As instituições financeiras levantaram preocupações de que retornos semelhantes a juros oferecidos através de certas plataformas de criptomoedas possam atrair liquidez de contas de depósito convencionais. Os formuladores de políticas, incluindo canais de coordenação envolvendo o Federal Reserve, estão a avaliar as potenciais implicações sistémicas — particularmente se estruturas de rendimento não controladas poderiam perturbar a estabilidade da liquidez bancária ou os mecanismos de transmissão monetária.
Uma proposta supostamente em discussão é uma estrutura de recompensa vinculada a transações. Sob tal estrutura, o rendimento passivo por simplesmente manter stablecoins poderia enfrentar restrições mais rígidas, enquanto recompensas ligadas à atividade económica produtiva — como processamento de pagamentos, facilitação de liquidez ou liquidação comercial — podem permanecer permitidas. Esta abordagem posicionaria os stablecoins principalmente como ferramentas de pagamento e liquidação, em vez de substitutos de depósitos.
Os stakeholders da indústria argumentam que restrições excessivas poderiam enfraquecer a competitividade do setor de ativos digitais dos EUA, potencialmente impulsionando a inovação para jurisdições com ambientes regulatórios mais flexíveis. As empresas de tecnologia enfatizam que os mecanismos de recompensa frequentemente servem como incentivos de liquidez essenciais para o crescimento da rede e participação dos utilizadores.

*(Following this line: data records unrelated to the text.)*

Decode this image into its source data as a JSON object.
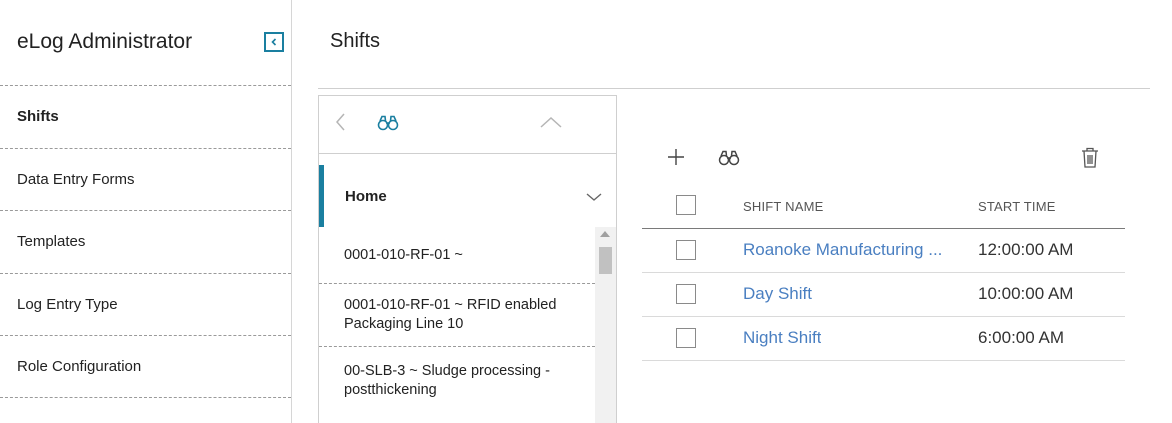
{
  "sidebar": {
    "title": "eLog Administrator",
    "items": [
      {
        "label": "Shifts",
        "active": true
      },
      {
        "label": "Data Entry Forms",
        "active": false
      },
      {
        "label": "Templates",
        "active": false
      },
      {
        "label": "Log Entry Type",
        "active": false
      },
      {
        "label": "Role Configuration",
        "active": false
      }
    ]
  },
  "header": {
    "title": "Shifts"
  },
  "tree": {
    "home_label": "Home",
    "items": [
      {
        "label": "0001-010-RF-01 ~"
      },
      {
        "label": "0001-010-RF-01 ~ RFID enabled Packaging Line 10"
      },
      {
        "label": "00-SLB-3 ~ Sludge processing - postthickening"
      }
    ]
  },
  "grid": {
    "columns": {
      "name": "SHIFT NAME",
      "start": "START TIME"
    },
    "rows": [
      {
        "name": "Roanoke Manufacturing ...",
        "start": "12:00:00 AM"
      },
      {
        "name": "Day Shift",
        "start": "10:00:00 AM"
      },
      {
        "name": "Night Shift",
        "start": "6:00:00 AM"
      }
    ]
  },
  "colors": {
    "accent": "#1a7fa0",
    "link": "#4a7fc1"
  },
  "icons": {
    "collapse": "chevron-left-box-icon",
    "back": "chevron-left-icon",
    "search": "binoculars-icon",
    "up": "chevron-up-icon",
    "expand": "chevron-down-icon",
    "add": "plus-icon",
    "delete": "trash-icon"
  }
}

Espera-se que os legisladores alinhem essas discussões com iniciativas legislativas mais amplas, incluindo o debate em torno do Financial Innovation and Technology for the 21st Century Act, comumente referido como CLARITY Act. Estabelecer consenso sobre o tratamento do rendimento poderia reduzir a incerteza jurídica e acelerar o envolvimento institucional com produtos de stablecoin regulados.
O resultado final da política pode redefinir o papel funcional das stablecoins nos mercados financeiros — deslocando-as de instrumentos de poupança digital passivos para utilidades monetárias ativas, impulsionadas por transações. Para além do impacto doméstico, a direção regulatória adotada pelos Estados Unidos pode influenciar padrões globais à medida que as principais economias competem para moldar a arquitetura dos sistemas de pagamento de próxima geração.